Tak kenal lelah, tak pandang bulu; begitulah sikap waktu yang selalu saja mengejarku. Aku merasa seperti bagian dari sebuah rantai kejar-kejaran di mana aku menjadi orang paling apes dalam rantai itu karena diposisikan sebagai seorang yang mengejar sekaligus dikejar.

Aku adalah orang apes itu yang mengejar keinginan dan cita-cita sambil dikejar-kejar waktu.

Ah, kangen betul aku dengan dia. Aku ingin sekali segera ketemu dia. Ingin cepat-cepat menyelesaikan berbagai tanggung jawab agar bisa cepat-cepat menghampiri dia. Iya, aku harus bergegas, aku harus berlari, sebelum hari gelap aku harus segera menyelesaikan berbagai urusan tetek bengek. Jika tidak, aku akan keduluan jarum jam yang sudah lewat batas sore dan kehilangan kesempatan bercengkrama dengan dia.

Ya Tuhan, bagaimana aku bisa mempercepat urusan yang tak bisa diburu-buru? Kemampuanku belum sebanding untuk itu. Tapi waktu terus mengejarku, dan kepalaku bisa meletup-letup jika melewatkan kesempatan untuk bisa bertemu dia.
Untuk sesaat, segala tanggung jawab yang harus ku kerjakan membuat aku merasa seperti pelari maraton dengan batu-batu kali yang terikat pada kakiku. Pergerakan terhambat, waktu mengejar, terburu-buru, gelisah, tersandung.

Tapi aku tidak semurah itu! Persetan dengan batas kemampuan, ini justru bukan hambatan, tapi proses untuk melatihku melampaui batas. Ya, aku tidak semurah itu. Keinginanku untuk bertemu dengannya jauh lebih besar dari tembok hambatan yang menghalangiku.

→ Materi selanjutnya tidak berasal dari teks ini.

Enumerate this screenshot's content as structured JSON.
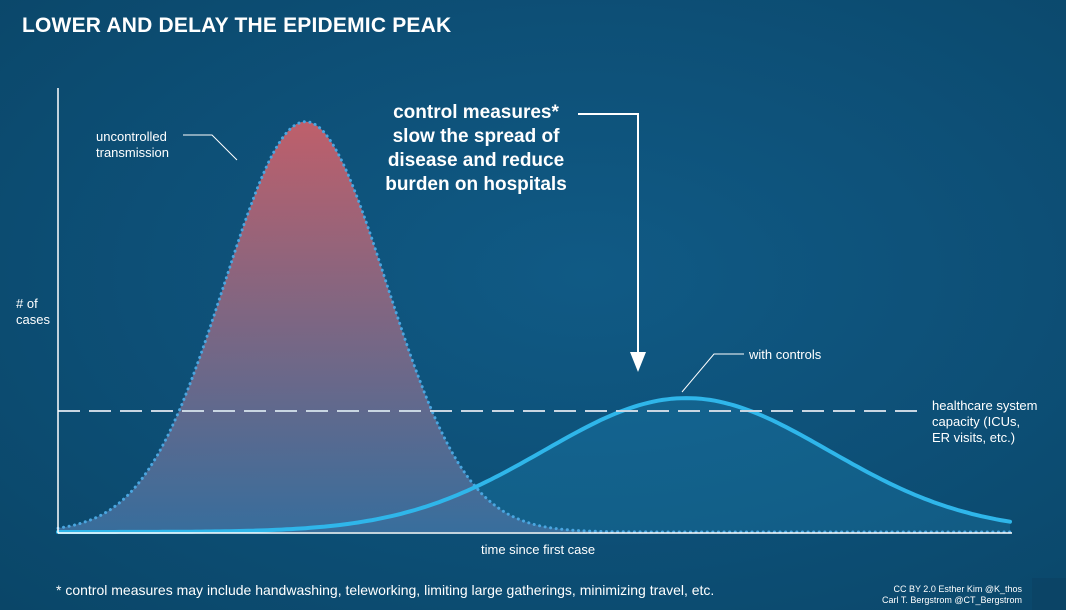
{
  "title": "LOWER AND DELAY THE EPIDEMIC PEAK",
  "callout": {
    "line1": "control measures*",
    "line2": "slow the spread of",
    "line3": "disease and reduce",
    "line4": "burden on hospitals"
  },
  "footnote": "* control measures may include handwashing, teleworking, limiting large gatherings, minimizing travel, etc.",
  "credit": {
    "line1": "CC BY 2.0  Esther Kim  @K_thos",
    "line2": "Carl T. Bergstrom  @CT_Bergstrom"
  },
  "colors": {
    "background": "#0d4f76",
    "uncontrolled_top": "#c8606a",
    "uncontrolled_bottom": "#3a6f9e",
    "uncontrolled_outline": "#4aa6e0",
    "controlled_line": "#2fb6ea",
    "capacity_line": "#c9d6e2"
  },
  "chart_data": {
    "type": "area",
    "xlabel": "time since first case",
    "ylabel_line1": "# of",
    "ylabel_line2": "cases",
    "x_range": [
      0,
      100
    ],
    "y_range": [
      0,
      100
    ],
    "grid": false,
    "series": [
      {
        "name": "uncontrolled transmission",
        "peak_x": 26,
        "peak_y": 95,
        "spread": 8.5,
        "style": "dotted-filled"
      },
      {
        "name": "with controls",
        "peak_x": 66,
        "peak_y": 31,
        "spread": 15,
        "style": "solid-filled"
      }
    ],
    "threshold": {
      "name": "healthcare system capacity (ICUs, ER visits, etc.)",
      "label_line1": "healthcare system",
      "label_line2": "capacity (ICUs,",
      "label_line3": "ER visits, etc.)",
      "y": 28
    },
    "annotations": {
      "uncontrolled_line1": "uncontrolled",
      "uncontrolled_line2": "transmission",
      "controls": "with controls"
    }
  }
}
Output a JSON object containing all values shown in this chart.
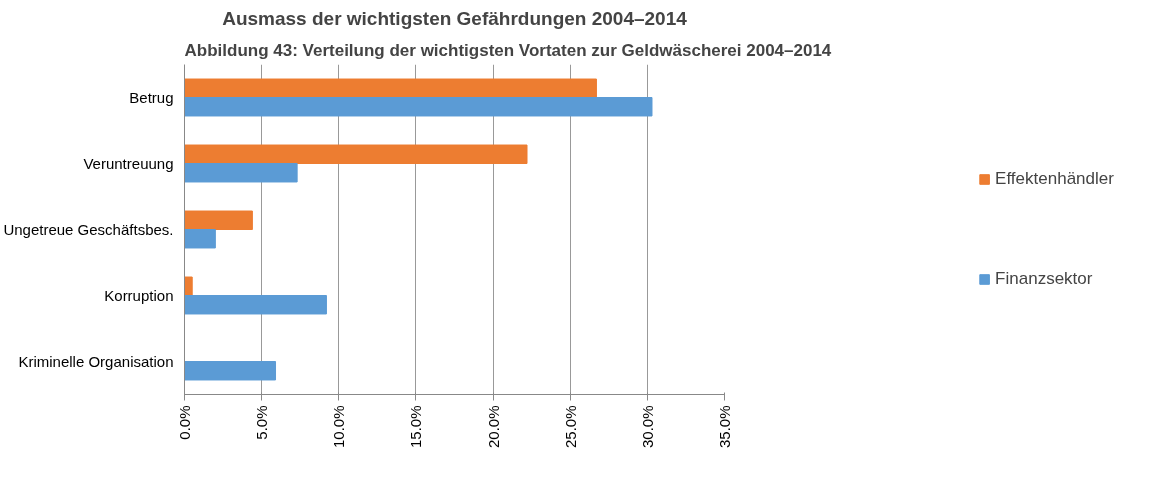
{
  "chart_data": {
    "type": "bar",
    "orientation": "horizontal",
    "title": "Ausmass der wichtigsten Gefährdungen 2004–2014",
    "annotations": [
      "Abbildung 43: Verteilung der wichtigsten Vortaten zur Geldwäscherei 2004–2014"
    ],
    "categories": [
      "Betrug",
      "Veruntreuung",
      "Ungetreue Geschäftsbes.",
      "Korruption",
      "Kriminelle Organisation"
    ],
    "series": [
      {
        "name": "Effektenhändler",
        "color": "#ed7d31",
        "values": [
          26.7,
          22.2,
          4.4,
          0.5,
          null
        ]
      },
      {
        "name": "Finanzsektor",
        "color": "#5b9bd5",
        "values": [
          30.3,
          7.3,
          2.0,
          9.2,
          5.9
        ]
      }
    ],
    "xlim": [
      0,
      35
    ],
    "xticks": [
      {
        "value": 0,
        "label": "0.0%"
      },
      {
        "value": 5,
        "label": "5.0%"
      },
      {
        "value": 10,
        "label": "10.0%"
      },
      {
        "value": 15,
        "label": "15.0%"
      },
      {
        "value": 20,
        "label": "20.0%"
      },
      {
        "value": 25,
        "label": "25.0%"
      },
      {
        "value": 30,
        "label": "30.0%"
      },
      {
        "value": 35,
        "label": "35.0%"
      }
    ],
    "grid": "x",
    "legend": "right"
  }
}
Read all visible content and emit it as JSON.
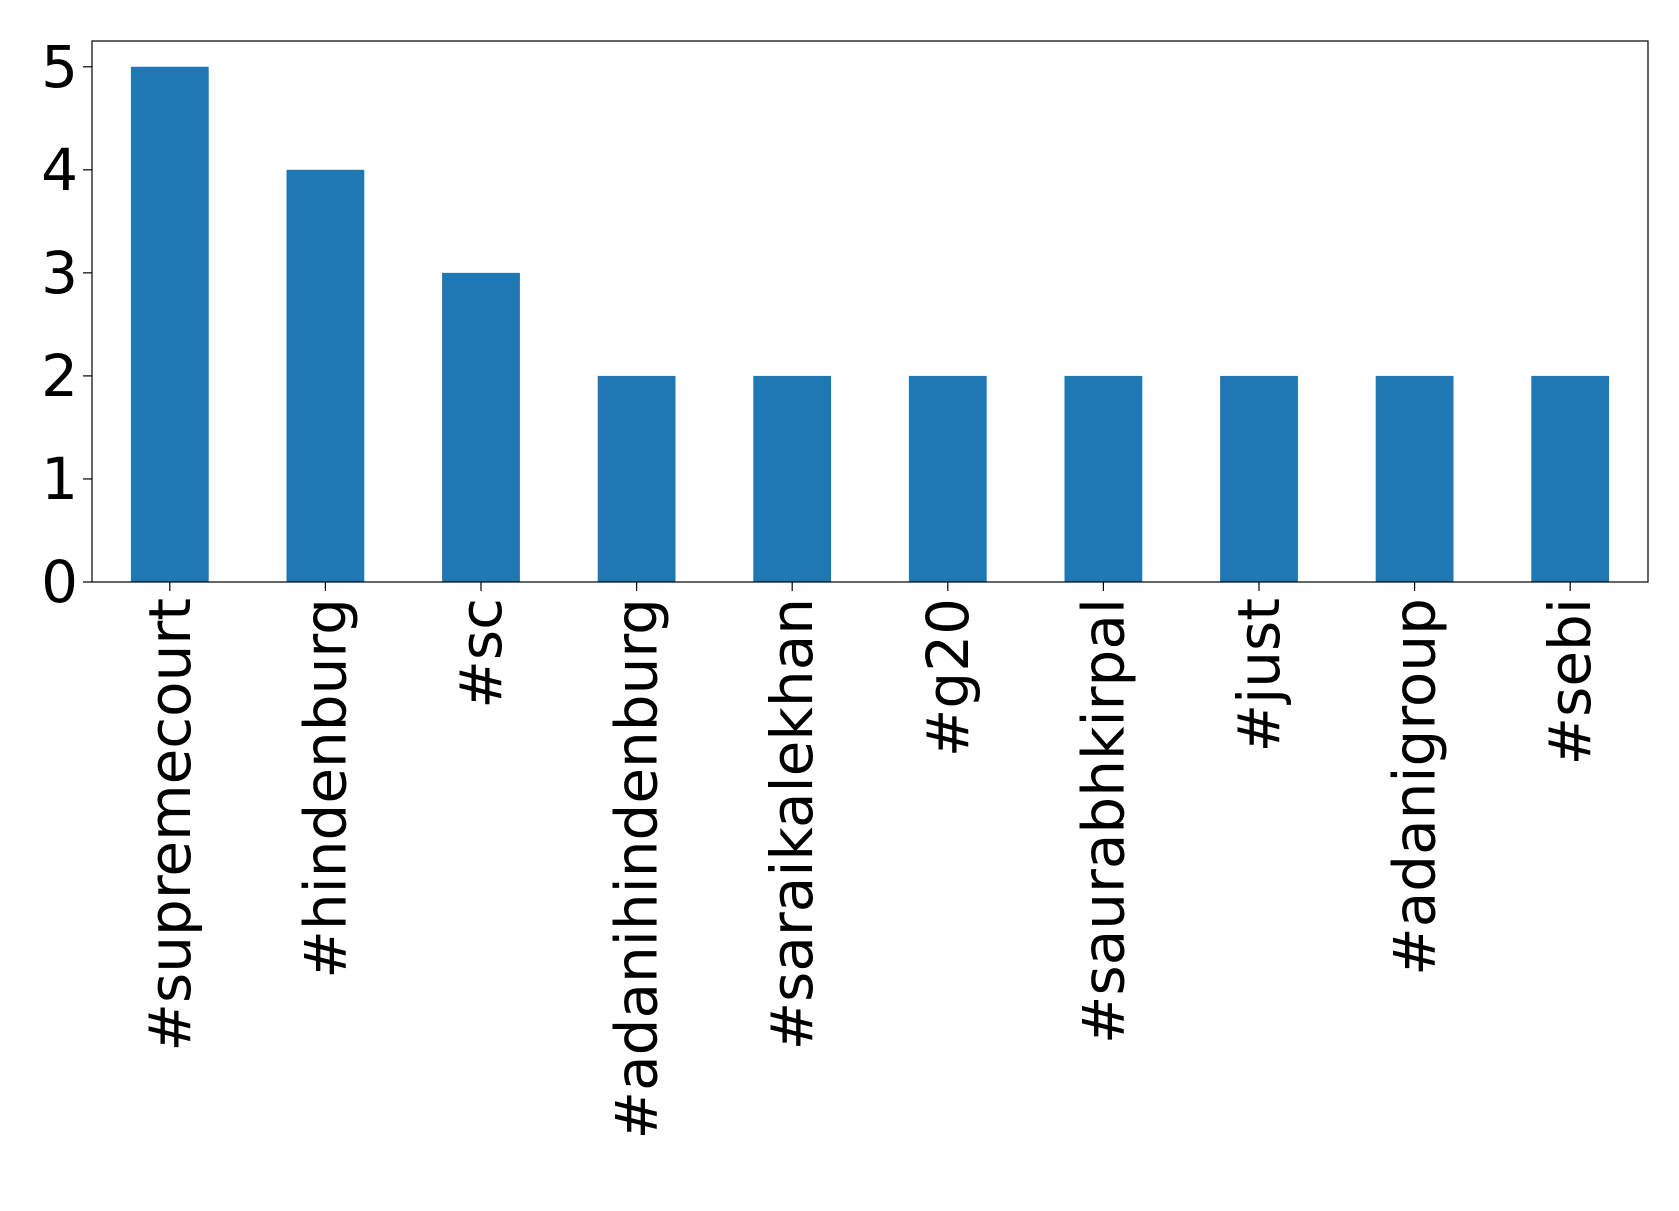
{
  "chart_data": {
    "type": "bar",
    "categories": [
      "#supremecourt",
      "#hindenburg",
      "#sc",
      "#adanihindenburg",
      "#saraikalekhan",
      "#g20",
      "#saurabhkirpal",
      "#just",
      "#adanigroup",
      "#sebi"
    ],
    "values": [
      5,
      4,
      3,
      2,
      2,
      2,
      2,
      2,
      2,
      2
    ],
    "color": "#1f77b4",
    "ylim": [
      0,
      5.25
    ],
    "yticks": [
      0,
      1,
      2,
      3,
      4,
      5
    ],
    "grid": false
  }
}
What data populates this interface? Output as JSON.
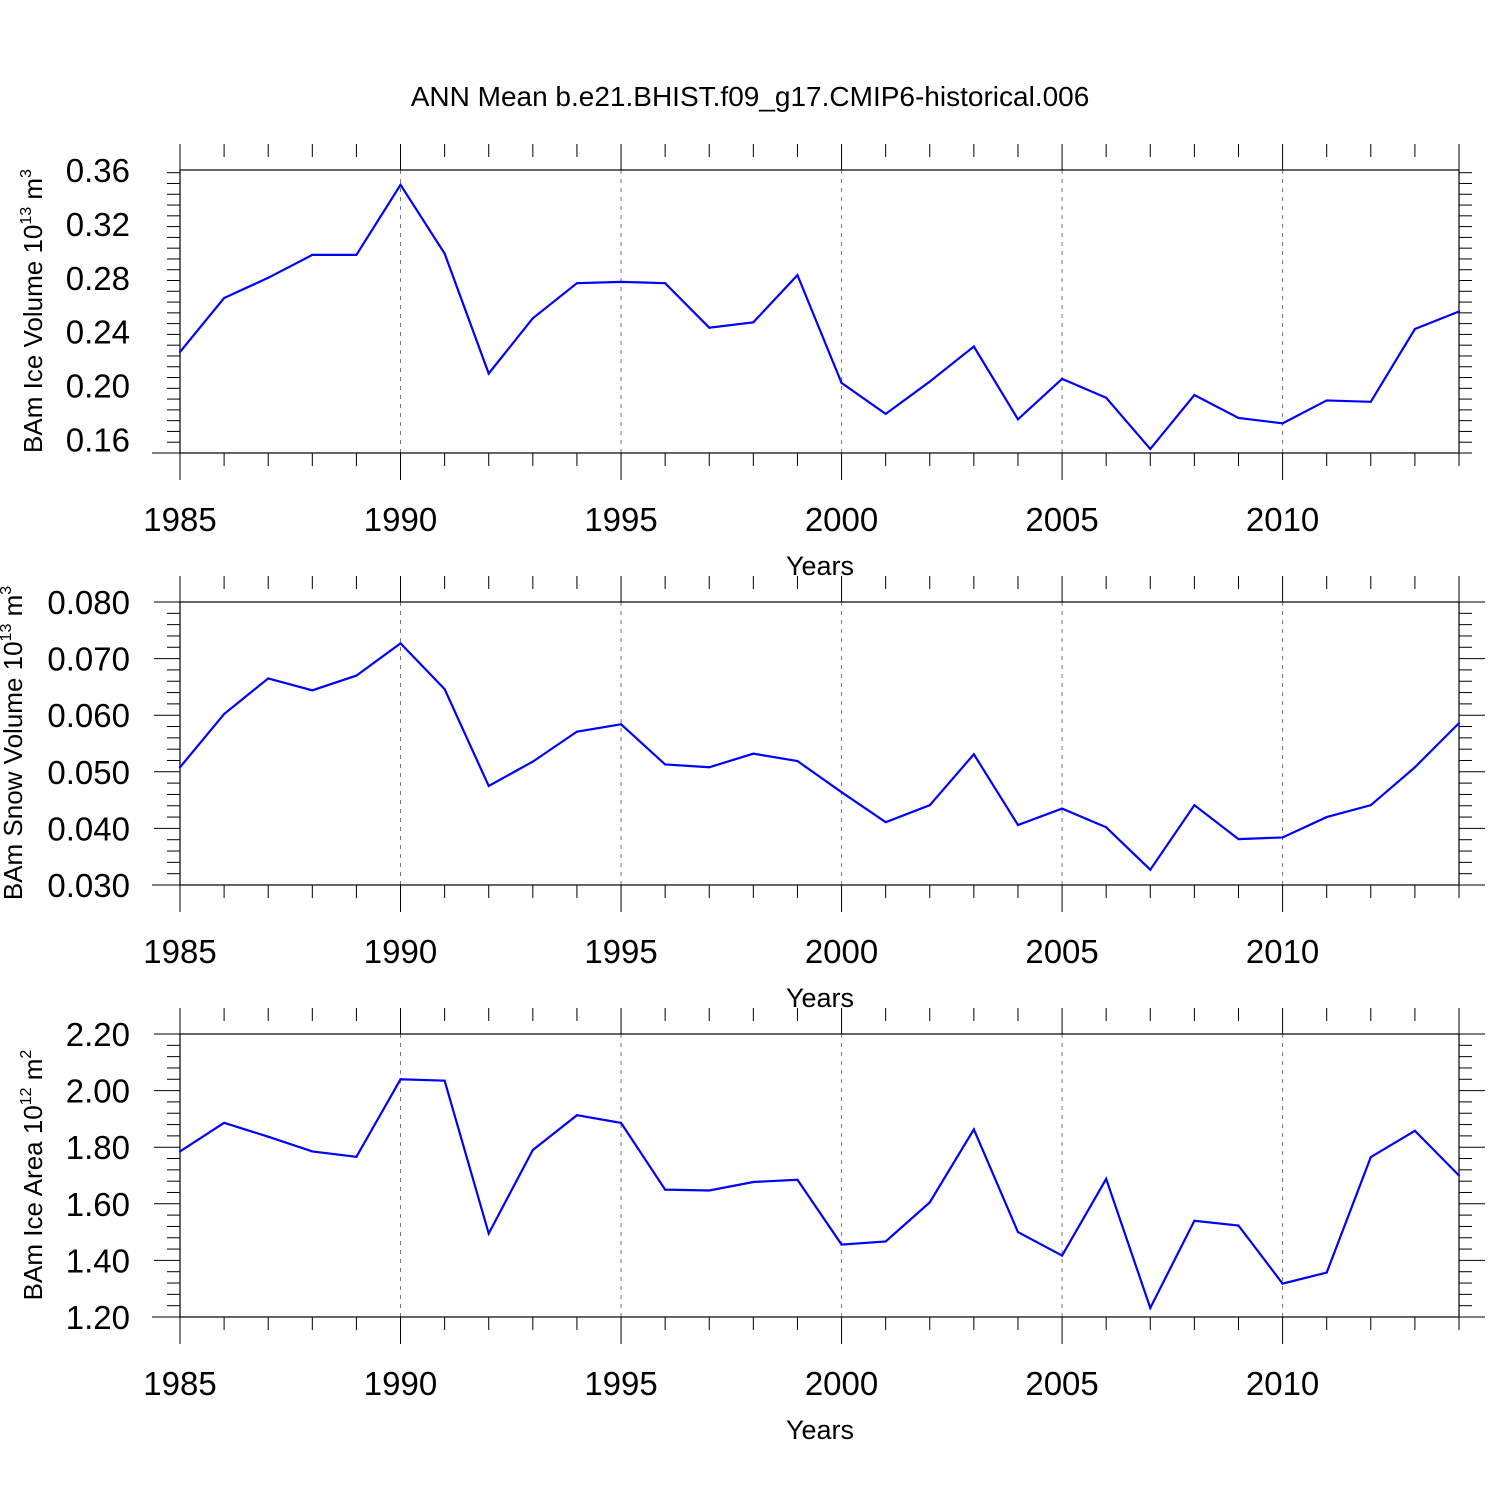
{
  "title": "ANN Mean b.e21.BHIST.f09_g17.CMIP6-historical.006",
  "chart_data": [
    {
      "type": "line",
      "title": "ANN Mean b.e21.BHIST.f09_g17.CMIP6-historical.006",
      "xlabel": "Years",
      "ylabel": "BAm Ice Volume 10^13 m^3",
      "ylabel_main": "BAm Ice Volume 10",
      "ylabel_exp": "13",
      "ylabel_unit": " m",
      "ylabel_unit_exp": "3",
      "xlim": [
        1985,
        2014
      ],
      "ylim": [
        0.15,
        0.36
      ],
      "x_ticks": [
        1985,
        1990,
        1995,
        2000,
        2005,
        2010
      ],
      "x_tick_labels": [
        "1985",
        "1990",
        "1995",
        "2000",
        "2005",
        "2010"
      ],
      "y_ticks": [
        0.16,
        0.2,
        0.24,
        0.28,
        0.32,
        0.36
      ],
      "y_tick_labels": [
        "0.16",
        "0.20",
        "0.24",
        "0.28",
        "0.32",
        "0.36"
      ],
      "x_minor_step": 1,
      "y_minor_step": 0.008,
      "grid": "dashed vertical at major x ticks",
      "series": [
        {
          "name": "BAm Ice Volume",
          "color": "#0000ff",
          "x": [
            1985,
            1986,
            1987,
            1988,
            1989,
            1990,
            1991,
            1992,
            1993,
            1994,
            1995,
            1996,
            1997,
            1998,
            1999,
            2000,
            2001,
            2002,
            2003,
            2004,
            2005,
            2006,
            2007,
            2008,
            2009,
            2010,
            2011,
            2012,
            2013,
            2014
          ],
          "values": [
            0.225,
            0.265,
            0.28,
            0.297,
            0.297,
            0.349,
            0.298,
            0.209,
            0.25,
            0.276,
            0.277,
            0.276,
            0.243,
            0.247,
            0.282,
            0.202,
            0.179,
            0.203,
            0.229,
            0.175,
            0.205,
            0.191,
            0.153,
            0.193,
            0.176,
            0.172,
            0.189,
            0.188,
            0.242,
            0.255
          ]
        }
      ]
    },
    {
      "type": "line",
      "xlabel": "Years",
      "ylabel": "BAm Snow Volume 10^13 m^3",
      "ylabel_main": "BAm Snow Volume 10",
      "ylabel_exp": "13",
      "ylabel_unit": " m",
      "ylabel_unit_exp": "3",
      "xlim": [
        1985,
        2014
      ],
      "ylim": [
        0.03,
        0.08
      ],
      "x_ticks": [
        1985,
        1990,
        1995,
        2000,
        2005,
        2010
      ],
      "x_tick_labels": [
        "1985",
        "1990",
        "1995",
        "2000",
        "2005",
        "2010"
      ],
      "y_ticks": [
        0.03,
        0.04,
        0.05,
        0.06,
        0.07,
        0.08
      ],
      "y_tick_labels": [
        "0.030",
        "0.040",
        "0.050",
        "0.060",
        "0.070",
        "0.080"
      ],
      "x_minor_step": 1,
      "y_minor_step": 0.002,
      "grid": "dashed vertical at major x ticks",
      "series": [
        {
          "name": "BAm Snow Volume",
          "color": "#0000ff",
          "x": [
            1985,
            1986,
            1987,
            1988,
            1989,
            1990,
            1991,
            1992,
            1993,
            1994,
            1995,
            1996,
            1997,
            1998,
            1999,
            2000,
            2001,
            2002,
            2003,
            2004,
            2005,
            2006,
            2007,
            2008,
            2009,
            2010,
            2011,
            2012,
            2013,
            2014
          ],
          "values": [
            0.0508,
            0.0602,
            0.0665,
            0.0644,
            0.067,
            0.0727,
            0.0646,
            0.0475,
            0.0518,
            0.0571,
            0.0584,
            0.0513,
            0.0508,
            0.0532,
            0.0519,
            0.0464,
            0.0411,
            0.0441,
            0.0531,
            0.0406,
            0.0435,
            0.0402,
            0.0327,
            0.0441,
            0.0381,
            0.0384,
            0.042,
            0.0441,
            0.0508,
            0.0586
          ]
        }
      ]
    },
    {
      "type": "line",
      "xlabel": "Years",
      "ylabel": "BAm Ice Area 10^12 m^2",
      "ylabel_main": "BAm Ice Area 10",
      "ylabel_exp": "12",
      "ylabel_unit": " m",
      "ylabel_unit_exp": "2",
      "xlim": [
        1985,
        2014
      ],
      "ylim": [
        1.2,
        2.2
      ],
      "x_ticks": [
        1985,
        1990,
        1995,
        2000,
        2005,
        2010
      ],
      "x_tick_labels": [
        "1985",
        "1990",
        "1995",
        "2000",
        "2005",
        "2010"
      ],
      "y_ticks": [
        1.2,
        1.4,
        1.6,
        1.8,
        2.0,
        2.2
      ],
      "y_tick_labels": [
        "1.20",
        "1.40",
        "1.60",
        "1.80",
        "2.00",
        "2.20"
      ],
      "x_minor_step": 1,
      "y_minor_step": 0.04,
      "grid": "dashed vertical at major x ticks",
      "series": [
        {
          "name": "BAm Ice Area",
          "color": "#0000ff",
          "x": [
            1985,
            1986,
            1987,
            1988,
            1989,
            1990,
            1991,
            1992,
            1993,
            1994,
            1995,
            1996,
            1997,
            1998,
            1999,
            2000,
            2001,
            2002,
            2003,
            2004,
            2005,
            2006,
            2007,
            2008,
            2009,
            2010,
            2011,
            2012,
            2013,
            2014
          ],
          "values": [
            1.785,
            1.886,
            1.837,
            1.785,
            1.766,
            2.04,
            2.035,
            1.495,
            1.79,
            1.913,
            1.886,
            1.65,
            1.647,
            1.677,
            1.685,
            1.456,
            1.467,
            1.605,
            1.863,
            1.5,
            1.417,
            1.688,
            1.232,
            1.54,
            1.523,
            1.318,
            1.357,
            1.765,
            1.858,
            1.7
          ]
        }
      ]
    }
  ]
}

Demi dia, aku rela gila-gilaan menjadi mendadak rajin yang tidak pugu agar selesai segala urusan. Demi dia, aku rela tak kenal lelah menerjang berbagai hambatan. Demi dia, aku mau lari lebih cepat, walau hasil tak selalu sama, perjuangan tidak akan sia-sia. Ketika langkah lari makin ringan dan kepala makin dingin, tanpa dinyana, aku sudah bertekuk lutut di sudut kerlingnya. Dan pada saat itulah aku akan segera melepas rindu, mendekap dirinya, seiring menyombong kepada waktu yang tak sempat menerkam dan tertinggal jauh.

***

Iya, sayang. Demi ketemu kamu, aku rela main kejar-kejaran. Walau kejar-kejaran kali ini tak semenyenangkan waktu aku kecil.